As the coordinator of Community Roots Garden, I help manage our garden’s programs along with volunteers from the surrounding area. My coworker Eric and I work closely with youth, especially inner-city Oxnard youth who are often serving their parole service hours. About 15-20 youth help harvest, weed, and plant at the Garden two mornings each week. Many of their family members work as farm workers in the fields bordering the city, and they often encourage these youth to get as far away as possible from the dirt. Education, climbing the ladder, language, gang life, and work experience are ways of distancing themselves from intensive farm work. It’s challenging to engage youth in our alternate model of agriculture in Oxnard’s wider culture of stigmatizing and de-valuing the labor it takes to grow food. We are, in essence, working  to create a different culture that centers on positive relationships to food and farming.

This year, I’m focusing on a project we started at Community Roots called the Oxnard Community Food Security Planning Project, funded through the USDA/ NIFA and fiscally sponsored by the Abundant Table. Through our work, we saw that food insecurity issues are highest for farm workers, the very people who harvest and tend our nation’s vegetables and fruits. Eric and I are bringing together representatives from organizations connected to the food system in the Oxnard area, including farms, farm worker groups, youth, our regional food bank, and public health, to plan for future food projects that will address the food insecurity issues in Oxnard. I’m amazed at the power of friendships to create change, and love seeing new and old friendships across organizations growing through this project and through the conversations it is starting.

After living at the Farm for a year following my internship and commuting to work, I decided to move closer to Community Roots. This gave me the opportunity to seek rest and renewal after 2 years of intentional community. I moved into a granny flat next door to Abundant Table church members and friends, Scott and Elisa. It was a sweet time of living alone and doing lots of reading, cooking, and having friends and family over to my own little place. This month, Julia T., a friend I met through work, moved in as a roommate and I’m enjoying broadening my circle of friends beyond the Abundant Table.

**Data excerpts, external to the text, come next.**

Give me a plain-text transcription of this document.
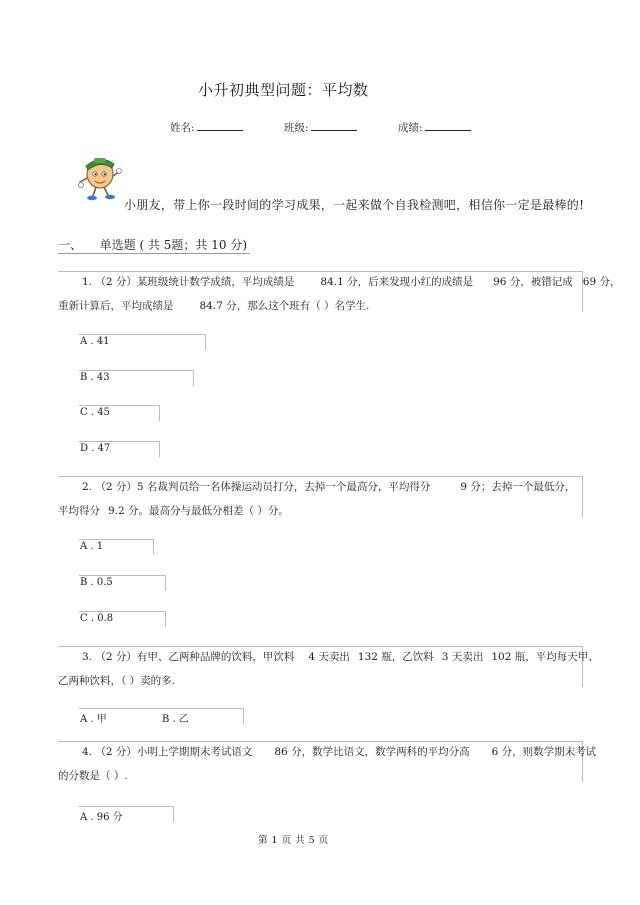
小升初典型问题：平均数
姓名:	班级:	成绩:
小朋友，带上你一段时间的学习成果，一起来做个自我检测吧，相信你一定是最棒的!
一、 单选题 ( 共 5题；共 10 分)
1. （2 分）某班级统计数学成绩，平均成绩是 84.1 分，后来发现小红的成绩是 96 分，被错记成 69 分，
重新计算后，平均成绩是 84.7 分，那么这个班有（ ）名学生.
A . 41
B . 43
C . 45
D . 47
2. （2 分）5 名裁判员给一名体操运动员打分，去掉一个最高分，平均得分	9 分；去掉一个最低分，
平均得分 9.2 分。最高分与最低分相差（ ）分。
A . 1
B . 0.5
C . 0.8
3. （2 分）有甲、乙两种品牌的饮料，甲饮料 4 天卖出 132 瓶，乙饮料 3 天卖出 102 瓶，平均每天甲、
乙两种饮料，（ ）卖的多.
A . 甲	B . 乙
4. （2 分）小明上学期期末考试语文 86 分，数学比语文，数学两科的平均分高 6 分，则数学期末考试
的分数是（ ）.
A . 96 分
第 1 页 共 5 页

My role in the community has changed from member to community chaplain, and I’ve loved having community members/friends over for dinner, conversation, and prayer.  As a place where my own spiritual and vocational discernment was crucial, I feel gratefully committed to walking alongside new AT interns as they ask the big question during this time in our lives, namely, “What will you do with your one wild and precious life?” in the lovely words of Mary Oliver.